It has been a tough day for Apple stock bulls. Shares of the Cupertino-based company dipped 3.6%, the stock’s third worst performance since the 2020 US Presidential election and the announcement of the first COVID-19 vaccines.
The Apple Maven reviews what could have caused AAPL to spin its wheels this Tuesday. Meanwhile, Apple stock has returned to correction territory – that is, a double-digit decline from the peak.
Apple news of the day
Apple-specific matters were not all that impacted AAPL stock performance. Below are the most likely catalysts that sunk Apple shares on May 4:
- The Apple vs. Epic Games battle over the former’s App Store policies rages on. Only the first two days of the antitrust trial has been left behind, in what is expected to be a multi-week saga. While the outcome is yet to be known, uncertainty alone could be a bearish force dragging Apple stock.
- If the bench trial were not enough, a long-time Wall Street bull sounded a bit less excited about the App Store. Morgan Stanley’s Katy Huberty saw “softer than expected” April App Store data, and lowered her fiscal third quarter App Store growth rate rather sharply, to 11% from 19% previously.
- Softness seems to have been widespread in the market, and not confined to Apple shares. Comments from Treasury Secretary and former Fed Chair Janet Yellen regarding the need for higher rates “to make sure our economy doesn’t overheat” probably helped to put pressure on tech and growth stocks.
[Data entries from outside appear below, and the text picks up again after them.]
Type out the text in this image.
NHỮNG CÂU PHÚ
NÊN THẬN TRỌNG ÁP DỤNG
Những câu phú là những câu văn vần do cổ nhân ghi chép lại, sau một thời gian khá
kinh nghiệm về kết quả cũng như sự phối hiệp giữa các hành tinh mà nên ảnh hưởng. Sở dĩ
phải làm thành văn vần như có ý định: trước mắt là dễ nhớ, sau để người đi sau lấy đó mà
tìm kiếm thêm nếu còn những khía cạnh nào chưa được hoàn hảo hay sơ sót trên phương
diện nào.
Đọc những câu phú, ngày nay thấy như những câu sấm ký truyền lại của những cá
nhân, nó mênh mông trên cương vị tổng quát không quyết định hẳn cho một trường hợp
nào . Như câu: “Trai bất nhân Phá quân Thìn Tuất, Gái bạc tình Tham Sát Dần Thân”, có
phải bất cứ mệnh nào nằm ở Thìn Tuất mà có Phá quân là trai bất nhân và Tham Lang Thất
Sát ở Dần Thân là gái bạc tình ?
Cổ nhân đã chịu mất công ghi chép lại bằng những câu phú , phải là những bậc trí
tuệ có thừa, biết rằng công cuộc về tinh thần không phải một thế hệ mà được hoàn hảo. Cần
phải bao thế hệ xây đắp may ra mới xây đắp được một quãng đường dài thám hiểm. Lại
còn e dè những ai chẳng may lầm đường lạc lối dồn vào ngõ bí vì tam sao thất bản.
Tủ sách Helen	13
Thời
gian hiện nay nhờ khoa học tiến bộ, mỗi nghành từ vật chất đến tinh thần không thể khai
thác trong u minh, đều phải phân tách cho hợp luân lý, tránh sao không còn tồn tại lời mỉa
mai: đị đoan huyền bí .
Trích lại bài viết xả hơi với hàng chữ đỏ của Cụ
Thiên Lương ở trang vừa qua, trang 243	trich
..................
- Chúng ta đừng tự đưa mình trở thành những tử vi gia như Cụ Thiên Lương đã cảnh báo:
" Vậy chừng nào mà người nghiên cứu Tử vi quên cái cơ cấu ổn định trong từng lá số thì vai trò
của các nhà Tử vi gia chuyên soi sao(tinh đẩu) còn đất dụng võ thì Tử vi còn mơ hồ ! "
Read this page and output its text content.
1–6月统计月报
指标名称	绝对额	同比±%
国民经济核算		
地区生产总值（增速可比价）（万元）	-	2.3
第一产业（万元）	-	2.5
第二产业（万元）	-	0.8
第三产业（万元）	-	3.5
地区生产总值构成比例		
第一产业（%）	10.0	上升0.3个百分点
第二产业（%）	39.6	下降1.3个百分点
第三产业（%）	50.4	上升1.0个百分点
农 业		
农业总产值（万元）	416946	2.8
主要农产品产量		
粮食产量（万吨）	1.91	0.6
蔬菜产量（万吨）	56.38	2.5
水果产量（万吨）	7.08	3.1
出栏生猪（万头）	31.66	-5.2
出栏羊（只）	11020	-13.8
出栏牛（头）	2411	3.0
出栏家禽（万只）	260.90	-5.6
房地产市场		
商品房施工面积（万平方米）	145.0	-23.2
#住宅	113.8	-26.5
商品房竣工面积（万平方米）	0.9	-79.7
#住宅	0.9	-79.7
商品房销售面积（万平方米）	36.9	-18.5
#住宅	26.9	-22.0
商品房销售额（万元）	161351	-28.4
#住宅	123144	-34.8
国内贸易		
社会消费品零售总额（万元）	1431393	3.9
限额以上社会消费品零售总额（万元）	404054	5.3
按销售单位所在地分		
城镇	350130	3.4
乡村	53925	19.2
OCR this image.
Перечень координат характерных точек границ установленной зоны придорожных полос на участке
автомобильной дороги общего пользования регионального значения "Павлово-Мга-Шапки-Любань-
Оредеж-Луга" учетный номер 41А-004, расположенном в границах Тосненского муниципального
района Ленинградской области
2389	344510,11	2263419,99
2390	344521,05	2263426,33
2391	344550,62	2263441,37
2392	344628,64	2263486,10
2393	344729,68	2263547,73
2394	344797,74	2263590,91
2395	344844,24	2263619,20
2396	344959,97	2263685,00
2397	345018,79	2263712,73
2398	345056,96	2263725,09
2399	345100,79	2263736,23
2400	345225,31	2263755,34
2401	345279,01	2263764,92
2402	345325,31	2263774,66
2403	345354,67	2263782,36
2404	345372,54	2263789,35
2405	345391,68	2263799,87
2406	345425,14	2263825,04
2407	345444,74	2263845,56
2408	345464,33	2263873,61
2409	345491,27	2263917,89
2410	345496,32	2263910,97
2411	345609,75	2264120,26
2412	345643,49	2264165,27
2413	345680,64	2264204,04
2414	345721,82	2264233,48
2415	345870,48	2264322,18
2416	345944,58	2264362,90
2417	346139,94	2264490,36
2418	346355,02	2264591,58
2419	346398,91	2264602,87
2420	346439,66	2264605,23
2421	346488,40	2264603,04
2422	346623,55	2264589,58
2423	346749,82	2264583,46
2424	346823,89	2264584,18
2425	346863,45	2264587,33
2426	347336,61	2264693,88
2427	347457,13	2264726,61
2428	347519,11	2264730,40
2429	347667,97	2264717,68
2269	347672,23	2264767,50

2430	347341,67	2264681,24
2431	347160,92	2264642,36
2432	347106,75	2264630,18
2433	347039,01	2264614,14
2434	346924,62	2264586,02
Key metrics on Apple stock
After an early April rally, Apple stock took a U-turn after fiscal second quarter earnings. Here is a refresher on some of Apple shares’ key metrics:
- Flat for the year vs. the S&P 500’s 12% and the Nasdaq’s 7% gains.
- Down around 11% from the January peak of $143 per share.
- Worth about $2.1 trillion and, once again, at risk of dipping below the $2 trillion valuation milestone – a 6% decline from here would do the trick.